Professor Gary Wong Ka-leung (centre), Dr Lung Hong-lok (right) and Dr Law Ga-lai, an Associate Professor from The Hong Kong Polytechnic University, have developed a novel dual-targeting drug for treating cancers associated with EBV.
A Hong Kong Baptist University-led (HKBU) research team has developed a novel drug that has the potential to become a next-generation treatment for cancers associated with Epstein–Barr virus (EBV).
The peptide-linked drug, which is responsive to the acidic environment found in tumours, is the first known agent to have successfully targeted two viral proteins that are simultaneously produced by EBV. It also offers a new strategy by increasing the uptake of anti-cancer drugs in tumour cells, thus allowing the application of lower drug dosages which helps reduce treatment side effects and health risks. The research results were published in the international academic journal Advanced Science.
EBV is one of the most common viruses in humans, and it has infected more than 90% of the human population worldwide. It is widely known that the virus plays a key role in several cancers such as nasopharyngeal carcinoma (NPC), which is highly prevalent in Hong Kong and southern China.
Led by Professor Gary Wong Ka-leung, Professor and Head of the Department of Chemistry at HKBU, and Dr Lung Hong-lok, Assistant Professor of the Department of Chemistry at HKBU, the research team constructed a novel drug with a peptide, i.e., a component of the building blocks of various proteins, that can target two EBV-specific viral proteins – Latent membrane protein 1 (LMP1) and Epstein–Barr nuclear antigen 1 (EBNA1). They are the viral proteins that are expressed in all EBV-infected tumour cells, and both play a vital role in the development and progression of EBV-associated tumours.
Leveraging the success of the first-generation drugs developed by the research team in recent years, this novel dual-targeting drug employs the treatment mechanisms of: (1) targeting and binding to EBNA1, making it no longer functional, and (2) inhibiting LMP1 and serving as an imaging agent. Since LMP1 is more accessible to drug targeting due to its presence on the surface of cells, the ability of the new drug to selectively identify EBV-infected cancer cells is largely enhanced. In addition, the drug’s excellent sensitivity to the acidic environment found in tumours can minimise its off-target rate and reduce damage to normal cells.

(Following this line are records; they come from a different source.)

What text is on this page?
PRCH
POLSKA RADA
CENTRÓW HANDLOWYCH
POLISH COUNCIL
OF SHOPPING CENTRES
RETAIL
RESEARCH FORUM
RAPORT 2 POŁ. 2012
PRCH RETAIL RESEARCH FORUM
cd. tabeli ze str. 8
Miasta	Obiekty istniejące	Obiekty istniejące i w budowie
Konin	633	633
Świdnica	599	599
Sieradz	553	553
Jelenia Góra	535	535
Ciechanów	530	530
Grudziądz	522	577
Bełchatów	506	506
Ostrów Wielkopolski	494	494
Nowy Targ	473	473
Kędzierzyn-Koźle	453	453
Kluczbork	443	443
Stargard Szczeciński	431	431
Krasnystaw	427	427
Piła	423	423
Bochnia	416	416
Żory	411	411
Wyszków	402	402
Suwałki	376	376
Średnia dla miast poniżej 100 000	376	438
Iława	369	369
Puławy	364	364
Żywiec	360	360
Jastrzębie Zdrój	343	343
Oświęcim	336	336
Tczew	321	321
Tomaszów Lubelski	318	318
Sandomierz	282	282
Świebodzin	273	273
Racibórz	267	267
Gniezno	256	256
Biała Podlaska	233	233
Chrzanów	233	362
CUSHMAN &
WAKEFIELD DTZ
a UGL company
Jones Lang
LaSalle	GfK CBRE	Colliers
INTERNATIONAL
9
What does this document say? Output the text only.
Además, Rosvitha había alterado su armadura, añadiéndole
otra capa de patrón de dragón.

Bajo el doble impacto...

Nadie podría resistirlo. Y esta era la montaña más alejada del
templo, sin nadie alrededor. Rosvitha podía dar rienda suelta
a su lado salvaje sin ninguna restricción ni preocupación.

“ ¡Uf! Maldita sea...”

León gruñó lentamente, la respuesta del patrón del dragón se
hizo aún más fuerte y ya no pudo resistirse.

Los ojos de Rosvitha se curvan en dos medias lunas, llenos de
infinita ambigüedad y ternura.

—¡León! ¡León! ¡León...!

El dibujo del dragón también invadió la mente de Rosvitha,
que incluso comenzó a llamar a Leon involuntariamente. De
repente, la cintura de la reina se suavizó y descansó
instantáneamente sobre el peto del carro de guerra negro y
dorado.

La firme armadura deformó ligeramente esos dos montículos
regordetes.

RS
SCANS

The novel drug was tested in an animal model by injecting it into mice with EBV-positive NPC tumours. The results showed that a low drug dosage of 12.5 mg per kg of body weight could reduce the NPC tumour size by half. In addition, the average body weight of the mice increased slightly during the experimental period, indicating an improvement in their health condition. The study also showed that the drug can emit unique responsive fluorescent signals once it has bound to the viral proteins, illustrating its potential role in tumour cell imaging.
“The experimental results are good indicators that prove the drug’s efficacy and safety. Since this is the first example of simultaneous imaging and inhibition of two EBV viral proteins, it can serve as a blueprint for a next-generation drug for the safe monitoring and treatment of a specific cancer,” said Professor Wong.